Амальгама власти, или Откровения анти-Мессинга - Арина Веста
Шрифт:
Интервал:
Закладка:
Дорогой ценой было выкуплено это ясное зрение и сердечная прозрачность. Вещая чуткость особенно обострилась в ней после того, как единственного сына Зипуновых взяла таежная речка Уча. Запутался парень в сети-самолове и ушел на дно вослед за рыбой величины и силы невиданной, так по сю пору и не нашли. С тех пор ходила Ульяна к реке, как на родственное свидание, и творила ей одной понятное поминовение. Верила, что сын не погиб, а растворился в ее светлых пенистых водах, в тростниках высоких вдоль извилистого русла, в прядях ракит, склоненных к стремительной воде, в теле большой и малой твари, живущей в омутах и под каменьями. С той поры Зипуновы рыбу уже не ловили.
Много лет держали они еланский кордон в тайге, егерствовали и за порядком смотрели, случалось и пожары тушили, и браконьеров отваживали. Всего понасмотрелись Зипуновы за последние годы, когда повалил из больших городов настоящий «зверь», и затряслась тайга от вертолетных охот, и притихли оглушенные динамитом речки, и черными ранами на теле Земли раскрылись разоренные псовыми охотами логовища.
В то утро Зипуновы проснулись раньше обычного и в непривычном молчании занялись обыденными делами. Марей чинил во дворе зимнюю упряжь, Ульяна звенела в хлеву подойником. Вышла она из хлева непривычно бледная, глаза рукой прикрыла от яркого света и сказала такое, что Марей замер и выронил шило.
– Гиблый дух ползет с Нагольных камней, и молоко у Майки пропало, – нараспев проговорила Ульяна, соединив в единую вязь и молоко захворавшей Майки, комолой козы, и древнюю женскую тревогу. – Съездил бы ты, Мареюшка, к Дию…

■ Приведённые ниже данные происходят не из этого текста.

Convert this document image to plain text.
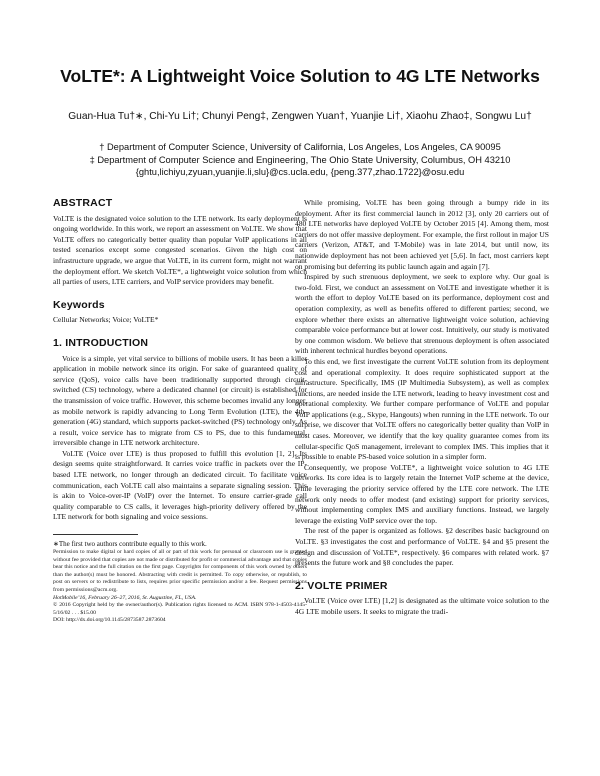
VoLTE*: A Lightweight Voice Solution to 4G LTE Networks
Guan-Hua Tu†∗, Chi-Yu Li†; Chunyi Peng‡, Zengwen Yuan†, Yuanjie Li†, Xiaohu Zhao‡, Songwu Lu†
† Department of Computer Science, University of California, Los Angeles, Los Angeles, CA 90095
‡ Department of Computer Science and Engineering, The Ohio State University, Columbus, OH 43210
{ghtu,lichiyu,zyuan,yuanjie.li,slu}@cs.ucla.edu, {peng.377,zhao.1722}@osu.edu
ABSTRACT

VoLTE is the designated voice solution to the LTE network. Its early deployment is ongoing worldwide. In this work, we report an assessment on VoLTE. We show that VoLTE offers no categorically better quality than popular VoIP applications in all tested scenarios except some congested scenarios. Given the high cost on infrastructure upgrade, we argue that VoLTE, in its current form, might not warrant the deployment effort. We sketch VoLTE*, a lightweight voice solution from which all parties of users, LTE carriers, and VoIP service providers may benefit.

Keywords

Cellular Networks; Voice; VoLTE*

1. INTRODUCTION

Voice is a simple, yet vital service to billions of mobile users. It has been a killer application in mobile network since its origin. For sake of guaranteed quality of service (QoS), voice calls have been traditionally supported through circuit-switched (CS) technology, where a dedicated channel (or circuit) is established for the transmission of voice traffic. However, this scheme becomes invalid any longer, as mobile network is rapidly advancing to Long Term Evolution (LTE), the 4th-generation (4G) standard, which supports packet-switched (PS) technology only. As a result, voice service has to migrate from CS to PS, due to this fundamental, irreversible change in LTE network architecture.

VoLTE (Voice over LTE) is thus proposed to fulfill this evolution [1, 2]. Its design seems quite straightforward. It carries voice traffic in packets over the IP-based LTE network, no longer through an dedicated circuit. To facilitate voice communication, each VoLTE call also maintains a separate signaling session. This is akin to Voice-over-IP (VoIP) over the Internet. To ensure carrier-grade call quality comparable to CS calls, it leverages high-priority delivery offered by the LTE network for both signaling and voice sessions.

∗The first two authors contribute equally to this work.

Permission to make digital or hard copies of all or part of this work for personal or classroom use is granted without fee provided that copies are not made or distributed for profit or commercial advantage and that copies bear this notice and the full citation on the first page. Copyrights for components of this work owned by others than the author(s) must be honored. Abstracting with credit is permitted. To copy otherwise, or republish, to post on servers or to redistribute to lists, requires prior specific permission and/or a fee. Request permissions from permissions@acm.org.

HotMobile’16, February 26–27, 2016, St. Augustine, FL, USA.

© 2016 Copyright held by the owner/author(s). Publication rights licensed to ACM. ISBN 978-1-4503-4145-5/16/02 . . . $15.00

DOI: http://dx.doi.org/10.1145/2873587.2873604

While promising, VoLTE has been going through a bumpy ride in its deployment. After its first commercial launch in 2012 [3], only 20 carriers out of 480 LTE networks have deployed VoLTE by October 2015 [4]. Among them, most carriers do not offer massive deployment. For example, the first rollout in major US carriers (Verizon, AT&T, and T-Mobile) was in late 2014, but until now, its nationwide deployment has not been achieved yet [5,6]. In fact, most carriers kept on promising but deferring its public launch again and again [7].

Inspired by such strenuous deployment, we seek to explore why. Our goal is two-fold. First, we conduct an assessment on VoLTE and investigate whether it is worth the effort to deploy VoLTE based on its performance, deployment cost and operation complexity, as well as benefits offered to different parties; second, we explore whether there exists an alternative lightweight voice solution, achieving comparable voice performance but at lower cost. Intuitively, our study is motivated by one common wisdom. We believe that strenuous deployment is often associated with inherent technical hurdles beyond operations.

To this end, we first investigate the current VoLTE solution from its deployment cost and operational complexity. It does require sophisticated support at the infrastructure. Specifically, IMS (IP Multimedia Subsystem), as well as complex functions, are needed inside the LTE network, leading to heavy investment cost and operational complexity. We further compare performance of VoLTE and popular VoIP applications (e.g., Skype, Hangouts) when running in the LTE network. To our surprise, we discover that VoLTE offers no categorically better quality than VoIP in most cases. Moreover, we identify that the key quality guarantee comes from its cellular-specific QoS management, irrelevant to complex IMS. This implies that it is possible to enable PS-based voice solution in a simpler form.

Consequently, we propose VoLTE*, a lightweight voice solution to 4G LTE networks. Its core idea is to largely retain the Internet VoIP scheme at the device, while leveraging the priority service offered by the LTE core network. The LTE network only needs to offer modest (and existing) support for priority services, without implementing complex IMS and auxiliary functions. Instead, we largely leverage the existing VoIP service over the top.

The rest of the paper is organized as follows. §2 describes basic background on VoLTE. §3 investigates the cost and performance of VoLTE. §4 and §5 present the design and discussion of VoLTE*, respectively. §6 compares with related work. §7 presents the future work and §8 concludes the paper.

2. VOLTE PRIMER

VoLTE (Voice over LTE) [1,2] is designated as the ultimate voice solution to the 4G LTE mobile users. It seeks to migrate the tradi-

В прежние времена Диями называли наставников, апостолов древней веры. В память о прежних учителях стали звать Дием и отца Николая. Лет двадцать назад, в один год с Мареем, он освободился из лагеря и поселился на берегу Енисея, в заброшенной деревне. Вдвоем они отремонтировали церковку, Марей подновил осыпавшиеся иконы, и даже изможденные постники обрели сытый и добродушный вид. Отец Николай же вовсе на иконы не обращал внимания и, кажется, вовсе не молился, а учительствовал только в ответ на мудрые вопросы Марея.
– Ох, недоброе мне чуется, – печалилась Ульяна, и Марей тоже посерьезнел, словно опалило его издалека запахом беды.

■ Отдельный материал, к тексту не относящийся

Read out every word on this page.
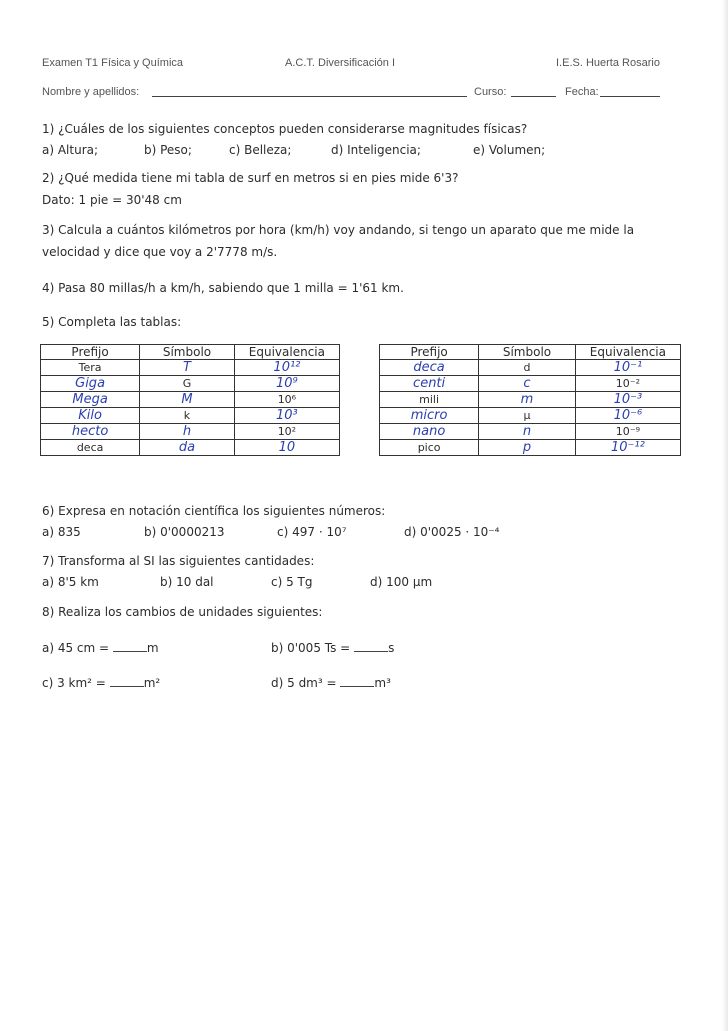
Examen T1 Física y Química	A.C.T. Diversificación I	I.E.S. Huerta Rosario
Nombre y apellidos:	Curso:	Fecha:
1) ¿Cuáles de los siguientes conceptos pueden considerarse magnitudes físicas?
a) Altura;	b) Peso;	c) Belleza;	d) Inteligencia;	e) Volumen;
2) ¿Qué medida tiene mi tabla de surf en metros si en pies mide 6'3?
Dato: 1 pie = 30'48 cm
3) Calcula a cuántos kilómetros por hora (km/h) voy andando, si tengo un aparato que me mide la
velocidad y dice que voy a 2'7778 m/s.
4) Pasa 80 millas/h a km/h, sabiendo que 1 milla = 1'61 km.
5) Completa las tablas:
Prefijo	Símbolo	Equivalencia
Tera	T	10¹²
Giga	G	10⁹
Mega	M	10⁶
Kilo	k	10³
hecto	h	10²
deca	da	10
Prefijo	Símbolo	Equivalencia
deca	d	10⁻¹
centi	c	10⁻²
mili	m	10⁻³
micro	μ	10⁻⁶
nano	n	10⁻⁹
pico	p	10⁻¹²
6) Expresa en notación científica los siguientes números:
a) 835	b) 0'0000213	c) 497 · 10⁷	d) 0'0025 · 10⁻⁴
7) Transforma al SI las siguientes cantidades:
a) 8'5 km	b) 10 dal	c) 5 Tg	d) 100 μm
8) Realiza los cambios de unidades siguientes:
a) 45 cm =	m	b) 0'005 Ts =	s
c) 3 km² =	m²	d) 5 dm³ =	m³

В ту ночь лег первый заморозок, а утром еще снежком сыпануло и густым инеем осолило сухую траву.
Марей оделся потеплее, подхватил рюкзак и под вопрошающим взглядом Ульяны загрузил туда пару теплых пшеничных кирпичиков. Старец Николай и сам пек хлеб, но чем еще побаловать лесного отшельника? Запряг в телегу сивого мерина и, цокнув коньку, неспешно покатил по дороге.

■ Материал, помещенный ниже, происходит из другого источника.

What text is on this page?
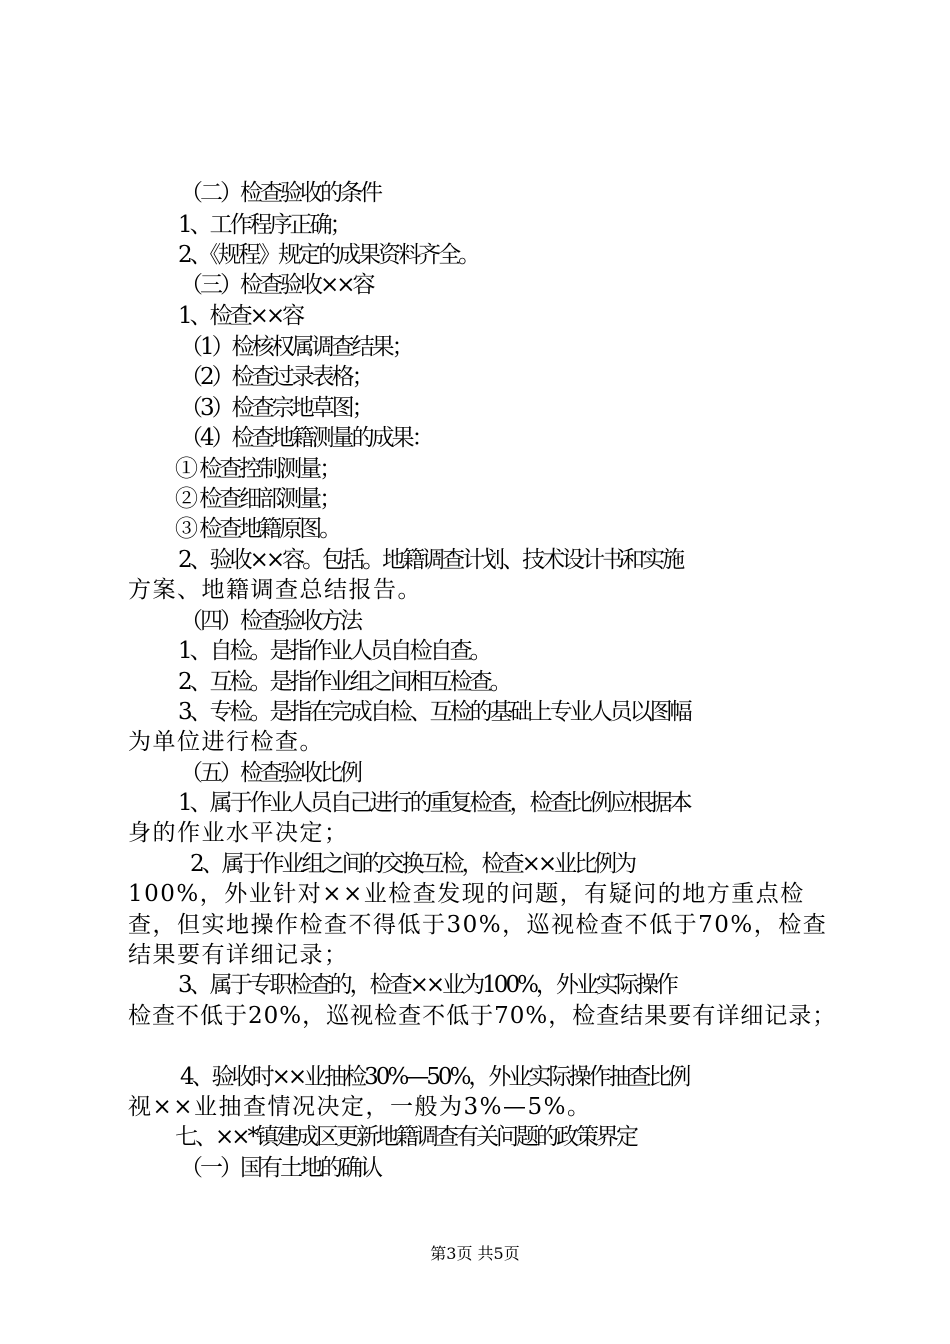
（二）检查验收的条件
1、工作程序正确；
2、《规程》规定的成果资料齐全。
（三）检查验收××容
1、检查××容
（1）检核权属调查结果；
（2）检查过录表格；
（3）检查宗地草图；
（4）检查地籍测量的成果：
① 检查控制测量；
② 检查细部测量；
③ 检查地籍原图。
2、验收××容。包括。地籍调查计划、技术设计书和实施
方案、地籍调查总结报告。
（四）检查验收方法
1、自检。是指作业人员自检自查。
2、互检。是指作业组之间相互检查。
3、专检。是指在完成自检、互检的基础上专业人员以图幅
为单位进行检查。
（五）检查验收比例
1、属于作业人员自己进行的重复检查，检查比例应根据本
身的作业水平决定；
2、属于作业组之间的交换互检，检查××业比例为
100%，外业针对××业检查发现的问题，有疑问的地方重点检
查，但实地操作检查不得低于30%，巡视检查不低于70%，检查
结果要有详细记录；
3、属于专职检查的，检查××业为100%，外业实际操作
检查不低于20%，巡视检查不低于70%，检查结果要有详细记录；
4、验收时××业抽检30%—50%，外业实际操作抽查比例
视××业抽查情况决定，一般为3%—5%。
七、××*镇建成区更新地籍调查有关问题的政策界定
（一）国有土地的确认
第3页 共5页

Широкая песчаная грунтовка петляла между болот. На размытой дороге остался наезженный след автомобильных протекторов. Колея вела к дальней заимке, где все лето жил дрессировщик Джохар Ингибаров из Москвы. Марей называл его «дядя Джо», на что Джохар не обижался, но и удовольствия не обнаруживал.
Ингибаров приехал на Енисей за белыми волками – и нашел в тайге два выводка редкой серебристо-белой масти. По чести поступил: забрал не всех, двух щенков оставил на племя. Чтобы вырастить зверей на приволье, он в Москву не поехал и собирался прожить до первого снега, поэтому Марей все же решил завернуть к нему в охотничье зимовье: может, подмога понадобится, – и все как-то спокойнее.
Но избушка и загон, где жили подросшие за лето волчата, были пусты. По всему выходило, что дрессировщик уехал не так давно, дня два-три назад, и к отцу Николаю не заезжал.
До старой Елани можно было добраться и водой, но сезон сплава уже закончился. Правда, три дня назад мелькнул на речке Уче запоздалый байдарочник, причалил у избы Зипуновых, вроде как познакомиться, но кто такой и откуда – так и не открылся, а все красочные рассказы Марея записал в кожаный блокнот.
Марей даже легонько возревновал заезжего путешественника, должно быть, молва об отце Николае достигла уже больших городов, того и гляди, паломники к нему потянутся…
Водный турист заинтересовался рассказами Марея и вызнал все подробно: как зовут, чем живет? И получает ли отшельник письма?
Письма Дий действительно получал, несколько лет после освобождения из лагеря писали отцу Николаю из Москвы, а Марей отвозил письма в заброшенную деревню.
– Кто же такие будут Померанцы? – изумился Марей диковинной фамилии, написанной в графе обратного адреса.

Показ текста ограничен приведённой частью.